Gallienne : Lorsque j’ai eu terminé l’écriture, j’ai lu le texte à Claude Mathieu et à son mari. Claude est ma marraine en théâtre et elle m’a aidé à mettre en scène. Ils n’ont pas ri une seule fois. Après le dernier mot, il y a eu un silence interminable. Ils trouvaient que c’était une succession de coups de poing à l’estomac. Il n’y avait jamais de temps pour s’en remettre. « Il va falloir jouer, là », ont-ils dit. Je n’en étais pas du tout conscient (rires). Moi, cette histoire me fait rire. C’est marrant comme un texte peut être interprété différemment. Les cloisonnements, ça ne m’intéresse pas. Je ne fais pas de distinction entre le sérieux et l’humour. Le film est en même temps très sérieux et drôle, et pas « parfois sérieux et parfois drôle ». Ce qui m’amuse énormément, ce sont les gens qui disent après le film : « Allez, il est quand même un peu... » (il secoue sa main d’un air précieux). Ça me fait marrer.

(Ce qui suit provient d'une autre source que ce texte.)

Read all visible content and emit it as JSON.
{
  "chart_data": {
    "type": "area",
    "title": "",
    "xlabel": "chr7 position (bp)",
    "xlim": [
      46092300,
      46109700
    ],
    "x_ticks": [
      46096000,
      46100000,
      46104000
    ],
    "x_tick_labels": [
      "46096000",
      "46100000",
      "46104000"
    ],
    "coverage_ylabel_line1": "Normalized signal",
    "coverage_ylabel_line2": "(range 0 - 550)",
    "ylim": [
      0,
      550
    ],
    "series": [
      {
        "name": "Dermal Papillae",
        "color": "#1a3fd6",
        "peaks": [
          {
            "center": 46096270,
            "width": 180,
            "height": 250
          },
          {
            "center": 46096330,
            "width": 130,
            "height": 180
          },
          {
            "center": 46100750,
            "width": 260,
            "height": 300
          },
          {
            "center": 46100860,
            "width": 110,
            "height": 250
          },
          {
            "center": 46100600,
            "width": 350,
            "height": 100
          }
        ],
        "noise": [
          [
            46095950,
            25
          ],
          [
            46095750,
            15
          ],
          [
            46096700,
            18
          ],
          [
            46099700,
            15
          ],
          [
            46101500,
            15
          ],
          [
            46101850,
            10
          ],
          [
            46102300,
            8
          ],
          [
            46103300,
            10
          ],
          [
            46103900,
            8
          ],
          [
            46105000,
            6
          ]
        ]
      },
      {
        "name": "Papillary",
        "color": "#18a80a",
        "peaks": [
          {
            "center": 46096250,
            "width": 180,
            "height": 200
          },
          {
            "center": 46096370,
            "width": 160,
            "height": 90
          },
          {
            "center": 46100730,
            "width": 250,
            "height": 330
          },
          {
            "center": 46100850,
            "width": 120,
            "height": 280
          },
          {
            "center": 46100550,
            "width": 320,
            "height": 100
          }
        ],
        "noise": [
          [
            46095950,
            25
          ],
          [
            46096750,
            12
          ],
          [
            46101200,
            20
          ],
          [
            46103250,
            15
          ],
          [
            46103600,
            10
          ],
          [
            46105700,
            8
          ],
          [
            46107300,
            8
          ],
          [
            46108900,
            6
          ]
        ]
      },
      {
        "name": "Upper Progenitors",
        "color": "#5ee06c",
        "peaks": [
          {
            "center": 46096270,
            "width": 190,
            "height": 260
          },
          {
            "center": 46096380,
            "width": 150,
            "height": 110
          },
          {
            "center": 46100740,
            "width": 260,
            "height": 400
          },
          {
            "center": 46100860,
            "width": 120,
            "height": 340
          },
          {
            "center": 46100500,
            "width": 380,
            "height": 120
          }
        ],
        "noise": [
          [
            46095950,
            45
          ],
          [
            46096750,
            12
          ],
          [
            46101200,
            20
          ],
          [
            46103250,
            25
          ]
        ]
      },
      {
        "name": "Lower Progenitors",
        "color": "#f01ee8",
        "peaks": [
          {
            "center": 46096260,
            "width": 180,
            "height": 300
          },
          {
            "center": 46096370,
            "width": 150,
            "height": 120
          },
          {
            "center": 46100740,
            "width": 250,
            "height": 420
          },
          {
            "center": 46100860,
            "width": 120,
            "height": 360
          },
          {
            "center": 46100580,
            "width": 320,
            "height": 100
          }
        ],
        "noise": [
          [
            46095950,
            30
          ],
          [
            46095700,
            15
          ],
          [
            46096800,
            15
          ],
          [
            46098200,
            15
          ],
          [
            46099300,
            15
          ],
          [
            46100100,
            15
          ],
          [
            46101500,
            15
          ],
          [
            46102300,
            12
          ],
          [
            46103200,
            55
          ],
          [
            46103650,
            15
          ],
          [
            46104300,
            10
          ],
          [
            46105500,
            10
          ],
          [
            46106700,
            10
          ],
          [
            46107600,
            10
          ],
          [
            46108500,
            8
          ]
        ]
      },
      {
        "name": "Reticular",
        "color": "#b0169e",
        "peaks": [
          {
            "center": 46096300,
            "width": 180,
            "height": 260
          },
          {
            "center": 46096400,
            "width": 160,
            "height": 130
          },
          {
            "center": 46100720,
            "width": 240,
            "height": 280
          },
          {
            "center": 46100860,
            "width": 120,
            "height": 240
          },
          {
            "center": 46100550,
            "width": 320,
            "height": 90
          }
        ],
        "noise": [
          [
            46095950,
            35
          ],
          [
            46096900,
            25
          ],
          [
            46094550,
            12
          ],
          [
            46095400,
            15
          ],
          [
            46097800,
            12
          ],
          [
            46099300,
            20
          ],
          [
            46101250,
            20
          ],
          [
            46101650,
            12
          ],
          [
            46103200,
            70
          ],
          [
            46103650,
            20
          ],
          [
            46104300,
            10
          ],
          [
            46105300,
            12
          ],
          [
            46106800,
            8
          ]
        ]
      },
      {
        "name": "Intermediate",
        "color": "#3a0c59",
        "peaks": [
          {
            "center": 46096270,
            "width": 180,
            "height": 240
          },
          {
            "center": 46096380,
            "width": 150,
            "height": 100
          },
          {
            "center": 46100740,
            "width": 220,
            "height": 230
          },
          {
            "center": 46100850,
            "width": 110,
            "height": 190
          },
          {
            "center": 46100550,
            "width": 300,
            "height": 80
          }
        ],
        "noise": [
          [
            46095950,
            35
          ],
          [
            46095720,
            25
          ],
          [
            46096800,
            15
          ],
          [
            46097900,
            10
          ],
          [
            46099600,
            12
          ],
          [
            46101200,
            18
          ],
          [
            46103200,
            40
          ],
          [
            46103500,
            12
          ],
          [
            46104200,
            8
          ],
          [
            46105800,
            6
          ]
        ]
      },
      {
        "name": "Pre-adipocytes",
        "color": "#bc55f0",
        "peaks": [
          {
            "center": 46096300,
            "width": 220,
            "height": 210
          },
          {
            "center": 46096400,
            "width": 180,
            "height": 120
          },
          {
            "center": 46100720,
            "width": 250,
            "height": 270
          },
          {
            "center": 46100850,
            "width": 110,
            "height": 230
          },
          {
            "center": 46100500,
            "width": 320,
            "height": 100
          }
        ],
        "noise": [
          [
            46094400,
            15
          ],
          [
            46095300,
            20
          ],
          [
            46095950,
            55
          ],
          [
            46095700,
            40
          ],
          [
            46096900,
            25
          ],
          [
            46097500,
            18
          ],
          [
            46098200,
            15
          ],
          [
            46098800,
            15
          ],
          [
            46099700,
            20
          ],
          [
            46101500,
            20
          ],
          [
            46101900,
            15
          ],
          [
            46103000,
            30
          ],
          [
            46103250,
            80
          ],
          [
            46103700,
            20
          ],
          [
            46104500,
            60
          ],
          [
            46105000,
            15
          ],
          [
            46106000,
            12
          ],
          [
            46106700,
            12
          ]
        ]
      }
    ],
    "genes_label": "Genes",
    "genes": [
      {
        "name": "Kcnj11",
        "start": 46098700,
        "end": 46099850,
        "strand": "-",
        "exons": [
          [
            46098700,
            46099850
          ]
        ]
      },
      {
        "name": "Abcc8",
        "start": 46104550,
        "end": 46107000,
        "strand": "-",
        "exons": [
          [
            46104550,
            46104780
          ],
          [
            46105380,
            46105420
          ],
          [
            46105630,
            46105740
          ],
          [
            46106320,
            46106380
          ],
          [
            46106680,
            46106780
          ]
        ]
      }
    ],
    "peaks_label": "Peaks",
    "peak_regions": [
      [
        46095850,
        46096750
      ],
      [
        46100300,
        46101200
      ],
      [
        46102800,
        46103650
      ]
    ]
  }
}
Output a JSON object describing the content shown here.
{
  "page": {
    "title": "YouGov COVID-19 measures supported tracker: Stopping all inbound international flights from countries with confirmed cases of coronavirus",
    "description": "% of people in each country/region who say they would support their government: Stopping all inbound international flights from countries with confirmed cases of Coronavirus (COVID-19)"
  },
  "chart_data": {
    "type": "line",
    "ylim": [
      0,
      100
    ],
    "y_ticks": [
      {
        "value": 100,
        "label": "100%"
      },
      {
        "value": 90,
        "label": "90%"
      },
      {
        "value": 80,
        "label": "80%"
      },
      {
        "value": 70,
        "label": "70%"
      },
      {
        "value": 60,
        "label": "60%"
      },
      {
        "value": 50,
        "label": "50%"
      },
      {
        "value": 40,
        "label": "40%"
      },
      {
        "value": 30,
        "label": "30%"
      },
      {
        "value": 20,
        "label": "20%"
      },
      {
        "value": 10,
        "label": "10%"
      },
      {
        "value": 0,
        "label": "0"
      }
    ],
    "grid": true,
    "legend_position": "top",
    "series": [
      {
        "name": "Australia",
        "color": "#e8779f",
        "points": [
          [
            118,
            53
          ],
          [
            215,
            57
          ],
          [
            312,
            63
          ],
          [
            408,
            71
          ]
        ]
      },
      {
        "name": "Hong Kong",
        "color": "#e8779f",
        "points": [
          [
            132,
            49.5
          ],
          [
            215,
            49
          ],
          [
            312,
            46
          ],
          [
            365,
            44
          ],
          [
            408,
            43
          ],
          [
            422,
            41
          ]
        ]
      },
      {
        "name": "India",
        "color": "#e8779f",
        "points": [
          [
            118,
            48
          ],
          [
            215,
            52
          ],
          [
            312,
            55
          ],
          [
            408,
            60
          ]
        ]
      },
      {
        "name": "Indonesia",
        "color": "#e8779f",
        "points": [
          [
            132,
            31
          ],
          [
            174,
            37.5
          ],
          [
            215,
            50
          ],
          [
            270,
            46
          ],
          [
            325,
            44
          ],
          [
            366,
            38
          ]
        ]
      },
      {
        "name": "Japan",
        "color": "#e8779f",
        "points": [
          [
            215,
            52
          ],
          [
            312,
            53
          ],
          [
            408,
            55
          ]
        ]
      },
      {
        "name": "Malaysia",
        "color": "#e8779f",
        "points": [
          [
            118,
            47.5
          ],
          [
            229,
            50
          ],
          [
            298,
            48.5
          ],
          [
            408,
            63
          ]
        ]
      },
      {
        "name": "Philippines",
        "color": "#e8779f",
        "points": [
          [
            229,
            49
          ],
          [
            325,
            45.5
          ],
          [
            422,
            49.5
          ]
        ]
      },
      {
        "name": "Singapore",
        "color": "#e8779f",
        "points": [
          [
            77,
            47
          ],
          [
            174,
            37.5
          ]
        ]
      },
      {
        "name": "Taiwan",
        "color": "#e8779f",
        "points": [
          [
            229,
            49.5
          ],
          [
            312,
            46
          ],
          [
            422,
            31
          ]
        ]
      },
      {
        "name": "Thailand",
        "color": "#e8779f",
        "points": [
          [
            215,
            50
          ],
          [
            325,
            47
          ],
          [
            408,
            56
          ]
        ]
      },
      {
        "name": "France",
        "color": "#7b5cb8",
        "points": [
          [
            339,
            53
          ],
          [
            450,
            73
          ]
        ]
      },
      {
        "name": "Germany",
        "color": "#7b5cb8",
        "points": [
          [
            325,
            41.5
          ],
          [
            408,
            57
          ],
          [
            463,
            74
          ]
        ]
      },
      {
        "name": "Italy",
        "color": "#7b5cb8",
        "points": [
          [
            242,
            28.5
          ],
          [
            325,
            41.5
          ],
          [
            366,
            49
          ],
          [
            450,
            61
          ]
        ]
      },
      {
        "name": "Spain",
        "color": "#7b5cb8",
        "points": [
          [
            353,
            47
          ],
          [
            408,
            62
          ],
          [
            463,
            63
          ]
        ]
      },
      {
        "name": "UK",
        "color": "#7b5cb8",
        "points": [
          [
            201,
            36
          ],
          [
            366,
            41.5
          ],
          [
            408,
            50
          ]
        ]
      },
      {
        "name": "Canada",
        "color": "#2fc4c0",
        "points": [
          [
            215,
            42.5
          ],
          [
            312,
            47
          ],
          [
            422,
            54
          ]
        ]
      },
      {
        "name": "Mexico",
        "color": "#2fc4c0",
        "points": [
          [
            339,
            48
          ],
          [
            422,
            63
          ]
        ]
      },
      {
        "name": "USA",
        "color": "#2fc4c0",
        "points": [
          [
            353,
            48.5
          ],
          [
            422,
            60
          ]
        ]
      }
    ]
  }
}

N’est-ce pas triste ? Ils passent complètement à côté de ce que vous racontez.
Gallienne : Non, c’est drôle. Ils doivent se rassurer. « Quand même, on ne peut pas se déguiser en Sissi et ne pas avoir un dossier. Ce n’est pas possible autrement ». Mais le fait que les gens se sentent obligés de faire cette remarque tout haut signifie que le film les a quand même rendus un peu moins sûrs d’eux. Je vois donc ça de manière positive.

Vous avez une solide carrière au théâtre. La réalisation, c’est une expérience qui se répétera ?
Gallienne : Je prépare un deuxième film. Et cette fois, ce n’est pas moi le sujet. J’ai bien aimé la préparation et le tournage. J’ai trouvé la post-production laborieuse. Le cinéma stimule le sentiment de priorité. Chaque problème doit être résolu tout de suite. On n’a pas le temps de se regarder le nombril. Il faut être inventif à chaque seconde. C’est génial.

Les Garçons et Guillaume, à table! ●●●
FR, 2013, dir.: Guillaume Gallienne, act.: Guillaume Gallienne, Diane Kruger, 85 min.